Natasha Karenina De Sousa Rego

Quais relações possíveis entre o ensino jurídico e as práticas antirracistas? É possível serem os professores, estudantes, advogados e outros profissionais do Direito, em seu dia a dia pessoal e profissional, antirracistas? O que é antirracismo? Por meio das trajetórias de Esperança Garcia e Maria Sueli Rodrigues de Sousa, duas juristas negras piauienses, apresento pedagogias jurídicas antirracistas para ampliar o debate de ensino jurídico e localizá-lo além dos espaços de docência.

Por pedagogias entendo "estratégicas, práticas e metodologias” (WALSH,2013, p.25), em específico, são fazeres atravessados pelo Direito produzidos dentro e fora da sala de aula. Como leciona Angela Davis, intelectual negra estadunidense: “Numa sociedade racista não basta não ser racista. É necessário ser antirracista". Assim, antirracismo são práticas e que se opõem ao racismo enquanto tecnologias de subjugação, inferiorização e desumanização de corpos, modos de vida, saberes e territórios em virtude da raça, marca que identifica e classifica um corpo a partir de uma leitura histórica no espaço-tempo no qual está situado, para retomar a intelectual negra brasileira Lélia Gonzalez (1988).

Sou professora e pesquisadora deDireito no ensino superior, de ancestralidade africana e indígena, piauiense, das margens do Brasil. Vivo e trabalho nas encruzilhadas do Direito e (anti)racismo pelo meu corpo-território ser marcado pela raça. Quando chego na sala de aula e quaisquer outros espaços, sou uma mulher negra, de cor, não branca, na cruza de africanos e indígenas, povos cuja raça é justificativa, desde a colonização, para genocídios e epistemicídios.
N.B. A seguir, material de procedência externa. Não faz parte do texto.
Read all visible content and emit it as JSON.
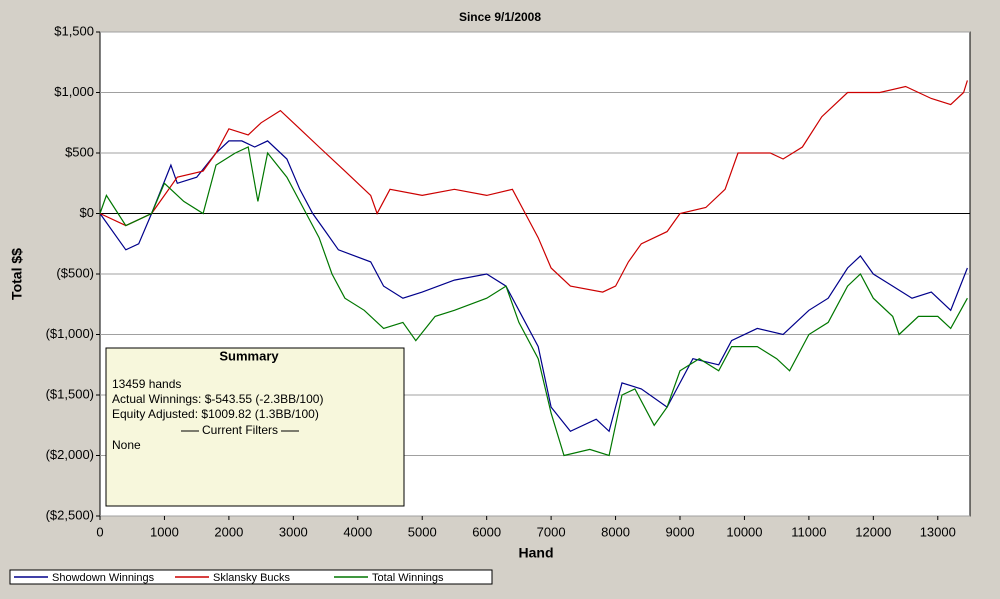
{
  "chart_data": {
    "type": "line",
    "title": "Since 9/1/2008",
    "x_label": "Hand",
    "y_label": "Total $$",
    "xlim": [
      0,
      13500
    ],
    "ylim": [
      -2500,
      1500
    ],
    "xticks": [
      0,
      1000,
      2000,
      3000,
      4000,
      5000,
      6000,
      7000,
      8000,
      9000,
      10000,
      11000,
      12000,
      13000
    ],
    "yticks": [
      {
        "value": 1500,
        "label": "$1,500"
      },
      {
        "value": 1000,
        "label": "$1,000"
      },
      {
        "value": 500,
        "label": "$500"
      },
      {
        "value": 0,
        "label": "$0"
      },
      {
        "value": -500,
        "label": "($500)"
      },
      {
        "value": -1000,
        "label": "($1,000)"
      },
      {
        "value": -1500,
        "label": "($1,500)"
      },
      {
        "value": -2000,
        "label": "($2,000)"
      },
      {
        "value": -2500,
        "label": "($2,500)"
      }
    ],
    "grid": true,
    "legend": "bottom",
    "series": [
      {
        "name": "Showdown Winnings",
        "color": "#00008b",
        "x": [
          0,
          400,
          600,
          800,
          1100,
          1200,
          1500,
          1800,
          2000,
          2200,
          2400,
          2600,
          2900,
          3100,
          3300,
          3500,
          3700,
          4200,
          4400,
          4700,
          5000,
          5500,
          6000,
          6300,
          6500,
          6800,
          7000,
          7300,
          7700,
          7900,
          8100,
          8400,
          8800,
          9000,
          9200,
          9600,
          9800,
          10200,
          10600,
          11000,
          11300,
          11600,
          11800,
          12000,
          12300,
          12600,
          12900,
          13200,
          13459
        ],
        "values": [
          0,
          -300,
          -250,
          0,
          400,
          250,
          300,
          500,
          600,
          600,
          550,
          600,
          450,
          200,
          0,
          -150,
          -300,
          -400,
          -600,
          -700,
          -650,
          -550,
          -500,
          -600,
          -800,
          -1100,
          -1600,
          -1800,
          -1700,
          -1800,
          -1400,
          -1450,
          -1600,
          -1400,
          -1200,
          -1250,
          -1050,
          -950,
          -1000,
          -800,
          -700,
          -450,
          -350,
          -500,
          -600,
          -700,
          -650,
          -800,
          -450
        ]
      },
      {
        "name": "Sklansky Bucks",
        "color": "#cc0000",
        "x": [
          0,
          400,
          800,
          1200,
          1600,
          1800,
          2000,
          2300,
          2500,
          2800,
          3100,
          3400,
          3800,
          4200,
          4300,
          4500,
          5000,
          5500,
          6000,
          6400,
          6600,
          6800,
          7000,
          7300,
          7800,
          8000,
          8200,
          8400,
          8800,
          9000,
          9400,
          9700,
          9900,
          10400,
          10600,
          10900,
          11200,
          11600,
          12100,
          12500,
          12900,
          13200,
          13400,
          13459
        ],
        "values": [
          0,
          -100,
          0,
          300,
          350,
          500,
          700,
          650,
          750,
          850,
          700,
          550,
          350,
          150,
          0,
          200,
          150,
          200,
          150,
          200,
          0,
          -200,
          -450,
          -600,
          -650,
          -600,
          -400,
          -250,
          -150,
          0,
          50,
          200,
          500,
          500,
          450,
          550,
          800,
          1000,
          1000,
          1050,
          950,
          900,
          1000,
          1100
        ]
      },
      {
        "name": "Total Winnings",
        "color": "#007700",
        "x": [
          0,
          100,
          400,
          800,
          1000,
          1300,
          1600,
          1800,
          2100,
          2300,
          2450,
          2600,
          2900,
          3200,
          3400,
          3600,
          3800,
          4100,
          4400,
          4700,
          4900,
          5200,
          5500,
          6000,
          6300,
          6500,
          6800,
          7000,
          7200,
          7600,
          7900,
          8100,
          8300,
          8600,
          8800,
          9000,
          9300,
          9600,
          9800,
          10200,
          10500,
          10700,
          11000,
          11300,
          11600,
          11800,
          12000,
          12300,
          12400,
          12700,
          13000,
          13200,
          13459
        ],
        "values": [
          0,
          150,
          -100,
          0,
          250,
          100,
          0,
          400,
          500,
          550,
          100,
          500,
          300,
          0,
          -200,
          -500,
          -700,
          -800,
          -950,
          -900,
          -1050,
          -850,
          -800,
          -700,
          -600,
          -900,
          -1200,
          -1650,
          -2000,
          -1950,
          -2000,
          -1500,
          -1450,
          -1750,
          -1600,
          -1300,
          -1200,
          -1300,
          -1100,
          -1100,
          -1200,
          -1300,
          -1000,
          -900,
          -600,
          -500,
          -700,
          -850,
          -1000,
          -850,
          -850,
          -950,
          -700
        ]
      }
    ],
    "summary": {
      "title": "Summary",
      "lines": [
        "13459 hands",
        "Actual Winnings: $-543.55 (-2.3BB/100)",
        "Equity Adjusted: $1009.82 (1.3BB/100)"
      ],
      "filters_title": "Current Filters",
      "filters": "None"
    }
  }
}
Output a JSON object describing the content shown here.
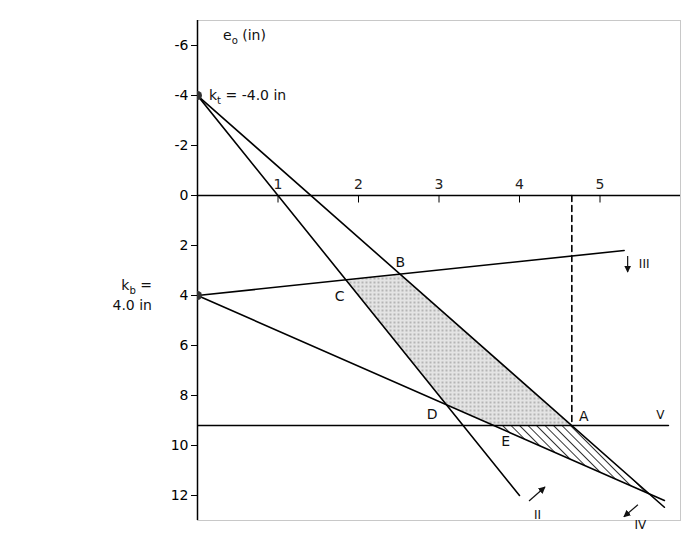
{
  "chart_data": {
    "type": "line",
    "xlim": [
      0,
      6
    ],
    "ylim": [
      -7,
      13
    ],
    "xticks": [
      1,
      2,
      3,
      4,
      5
    ],
    "yticks": [
      -6,
      -4,
      -2,
      0,
      2,
      4,
      6,
      8,
      10,
      12
    ],
    "y_label": [
      {
        "text": "e"
      },
      {
        "text": "o",
        "sub": true
      },
      {
        "text": " (in)"
      }
    ],
    "series": [
      {
        "name": "II",
        "color": "#000000",
        "x": [
          0,
          4.0
        ],
        "y": [
          -4,
          12
        ]
      },
      {
        "name": "III",
        "color": "#000000",
        "x": [
          0,
          5.3
        ],
        "y": [
          4,
          2.2
        ]
      },
      {
        "name": "IV",
        "color": "#000000",
        "x": [
          0,
          5.8
        ],
        "y": [
          -4,
          12.47
        ]
      },
      {
        "name": "V",
        "color": "#000000",
        "x": [
          0,
          5.85
        ],
        "y": [
          9.2,
          9.2
        ]
      },
      {
        "color": "#000000",
        "x": [
          0,
          5.8
        ],
        "y": [
          4,
          12.2
        ]
      },
      {
        "color": "#000000",
        "line_style": "dashed",
        "x": [
          4.65,
          4.65
        ],
        "y": [
          0,
          9.2
        ]
      }
    ],
    "points": [
      {
        "label": "A",
        "x": 4.65,
        "y": 9.2
      },
      {
        "label": "B",
        "x": 2.52,
        "y": 3.15
      },
      {
        "label": "C",
        "x": 1.84,
        "y": 3.37
      },
      {
        "label": "D",
        "x": 3.09,
        "y": 8.38
      },
      {
        "label": "E",
        "x": 3.68,
        "y": 9.2
      }
    ],
    "regions": [
      {
        "type": "stippled",
        "color": "#7a7a7a",
        "vertices": [
          [
            1.84,
            3.37
          ],
          [
            2.52,
            3.15
          ],
          [
            4.65,
            9.2
          ],
          [
            3.68,
            9.2
          ],
          [
            3.09,
            8.38
          ]
        ]
      },
      {
        "type": "hatched",
        "color": "#000000",
        "vertices": [
          [
            3.68,
            9.2
          ],
          [
            4.65,
            9.2
          ],
          [
            5.61,
            11.93
          ]
        ]
      }
    ],
    "annotations": [
      {
        "x": 0,
        "y": -4,
        "marker": "dot",
        "lines": [
          [
            {
              "text": "k"
            },
            {
              "text": "t",
              "sub": true
            },
            {
              "text": " = -4.0 in"
            }
          ]
        ]
      },
      {
        "x": 0,
        "y": 4,
        "marker": "dot",
        "lines": [
          [
            {
              "text": "k"
            },
            {
              "text": "b",
              "sub": true
            },
            {
              "text": " ="
            }
          ],
          [
            {
              "text": "4.0 in"
            }
          ]
        ]
      }
    ]
  }
}
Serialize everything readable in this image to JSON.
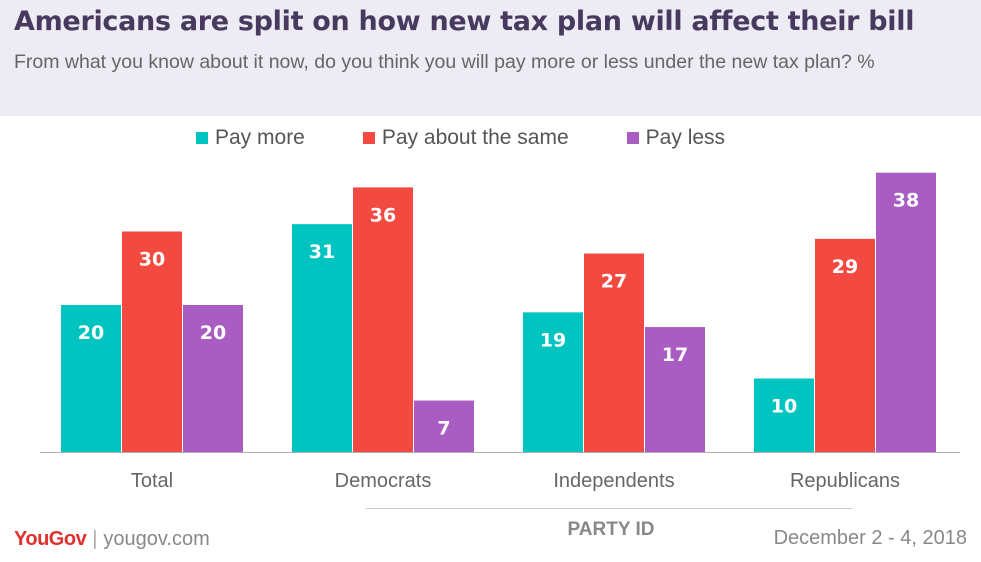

Faço parte dos 24,7% de professores que se declararam negros ou pardos nas instituições de ensino superior públicas do País, em 2020 (MOREIRA, 2022). Vale lembrar que a maioria da população é negra ou parda (56,1 %) e feminina (51,1%) (IBGE, 2022). Ensinar, educar e (re)aprender práticas jurídicas antirracistas e desaprender as racistas parte também por nos questionarmos quem ensina Direito no Brasil e como/ a partir de que perspectivas o faz. Afinal como infere a intelectual negra piauiense e professora de Direito Maria Sueli Rodrigues de Sousa:

Aqui reside o problema-chave do direito enquanto racionalidade ocidental que erigiu sob os desígnios da raça. A condição de livres e coassociados estruturou-se nas nações colonizadas e até nas colonizadoras, nos casos de migração, pela inferiorização dos não brancos, que foram escravizados ou dizimados. Após muitos anos e por meio de muitas lutas, os não brancos ganharam formalmente a condição de iguais coassociados, porém, a condição não se materializa em razão do obstáculo estruturante da racialização em forma de imaginário coletivo, que se expressa nas estatísticas sociais, na ocupação de poder, nas hierarquias sociais, na produção de conhecimento. (SOUSA, 2021, p.283)

 

A racionalidade ocidental e o direito que informam o ensino jurídico e dogmática jurídica fundamentam-se no racismo e na mercadoria mesmo com os processos de independência nacional, descolonização, abolição da escravatura e consequentes mudanças legislativas. Persiste no imaginário coletivo que corpos e territórios não brancos não são sujeitos de
direito e não detém humanidade. As resistências contracoloniais e antirracistas permanecem e insistem em recontar as histórias de lutas por direitos.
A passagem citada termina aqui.